Cisco today launched new enterprise security architecture aimed at governing remote workers and their devices.
Its Secure Borderless Network architecture encompassed two offerings: the AnyConnect secure mobility solution; and an upgraded version of access control software TrustSec that included network admission control and identity-based networking services.
AnyConnect involved a skinny VPN (Virtual Private Network) client that would seamlessly and intelligently allow users to access the corporate network.
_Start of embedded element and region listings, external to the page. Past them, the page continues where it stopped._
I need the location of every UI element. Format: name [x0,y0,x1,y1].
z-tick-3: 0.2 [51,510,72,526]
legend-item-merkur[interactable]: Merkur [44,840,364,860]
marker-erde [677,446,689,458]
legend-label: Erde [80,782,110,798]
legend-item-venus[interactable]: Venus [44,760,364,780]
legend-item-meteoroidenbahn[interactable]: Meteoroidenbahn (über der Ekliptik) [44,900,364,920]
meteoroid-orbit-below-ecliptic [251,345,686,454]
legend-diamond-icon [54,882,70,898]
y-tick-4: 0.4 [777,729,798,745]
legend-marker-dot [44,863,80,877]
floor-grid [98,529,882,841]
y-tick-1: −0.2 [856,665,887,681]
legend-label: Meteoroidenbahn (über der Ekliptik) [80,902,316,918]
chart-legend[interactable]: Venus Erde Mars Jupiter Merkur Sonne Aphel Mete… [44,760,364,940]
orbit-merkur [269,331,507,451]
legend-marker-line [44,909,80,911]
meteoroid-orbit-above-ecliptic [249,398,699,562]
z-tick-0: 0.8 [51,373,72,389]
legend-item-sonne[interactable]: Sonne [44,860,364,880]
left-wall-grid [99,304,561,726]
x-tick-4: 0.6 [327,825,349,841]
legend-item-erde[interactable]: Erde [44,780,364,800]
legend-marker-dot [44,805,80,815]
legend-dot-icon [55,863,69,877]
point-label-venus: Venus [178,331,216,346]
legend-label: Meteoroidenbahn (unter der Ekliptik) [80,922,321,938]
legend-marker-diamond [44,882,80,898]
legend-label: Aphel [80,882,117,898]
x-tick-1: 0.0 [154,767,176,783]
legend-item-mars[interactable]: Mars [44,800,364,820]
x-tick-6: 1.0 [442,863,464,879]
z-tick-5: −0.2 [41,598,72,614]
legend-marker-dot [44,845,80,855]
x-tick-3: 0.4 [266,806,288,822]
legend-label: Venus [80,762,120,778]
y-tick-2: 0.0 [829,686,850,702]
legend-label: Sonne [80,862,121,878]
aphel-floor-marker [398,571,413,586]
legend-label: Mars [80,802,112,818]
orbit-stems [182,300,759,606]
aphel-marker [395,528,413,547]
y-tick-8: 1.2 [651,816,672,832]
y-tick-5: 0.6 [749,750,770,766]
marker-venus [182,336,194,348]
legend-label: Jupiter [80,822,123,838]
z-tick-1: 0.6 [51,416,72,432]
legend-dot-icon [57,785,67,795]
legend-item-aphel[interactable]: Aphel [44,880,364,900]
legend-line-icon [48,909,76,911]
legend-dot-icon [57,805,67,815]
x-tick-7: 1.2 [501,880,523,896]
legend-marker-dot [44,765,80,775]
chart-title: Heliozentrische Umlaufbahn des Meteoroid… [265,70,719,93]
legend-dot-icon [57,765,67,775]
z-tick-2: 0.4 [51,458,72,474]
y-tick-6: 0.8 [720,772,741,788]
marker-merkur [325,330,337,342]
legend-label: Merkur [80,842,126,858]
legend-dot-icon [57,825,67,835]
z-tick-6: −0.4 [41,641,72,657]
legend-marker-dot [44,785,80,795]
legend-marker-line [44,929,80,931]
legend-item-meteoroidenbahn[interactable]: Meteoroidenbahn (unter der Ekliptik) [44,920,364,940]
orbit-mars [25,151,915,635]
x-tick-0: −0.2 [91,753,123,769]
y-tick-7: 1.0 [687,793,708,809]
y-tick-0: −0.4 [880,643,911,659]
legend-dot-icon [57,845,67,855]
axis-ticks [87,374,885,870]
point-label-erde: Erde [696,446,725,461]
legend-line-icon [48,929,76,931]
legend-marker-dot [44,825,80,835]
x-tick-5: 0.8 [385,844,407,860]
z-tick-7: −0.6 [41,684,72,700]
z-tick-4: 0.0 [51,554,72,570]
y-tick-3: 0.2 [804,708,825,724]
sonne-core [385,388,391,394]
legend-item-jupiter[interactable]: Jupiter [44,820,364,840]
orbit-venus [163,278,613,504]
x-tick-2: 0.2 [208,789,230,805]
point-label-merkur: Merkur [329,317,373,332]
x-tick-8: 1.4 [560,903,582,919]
Once a device had the client installed, it would be ever-present without needing to be booted up at the start of each session.
According to Cisco IronPort ANZ manager Glenn Welby, AnyConnect would cause any devices that had corporate network privileges to be managed "in a stateful way".
The client would connect automatically to the corporate network, and extend corporate access policy and controls to the device, whether it was on or off corporate premises.
To protect against "accidental infection", Welby said the client could not be turned off by a user. There would be no way of connecting to the Internet without it, he said.
"You can have a personal browsing experience, but AnyConnect won't turn off," he told iTnews. "The reason for this is networks become vulnerable by exactly that behaviour."
Welby acknowledged that the client may not suit organisations in which workers used their own, personal devices for which constant corporate governance would be inappropriate.
However, he said some of Cisco's customers in "security-conscious verticals" were known to require users to sign wavers and accept corporate security policies to use their personal devices for work.
Users found the value of choice to outweigh any downsides to accepting corporate policies, he noted.
"Different organisations are going to have different rules," Welby said. "I can't define the way organisations choose to provide their technology."
The AnyConnect solution also included the Cisco IronPort S-Series web security appliance and the Adaptive Security Appliance firewall.
Both AnyConnect and an upgraded version of TrustSec were expected to be delivered in the second quarter of 2010.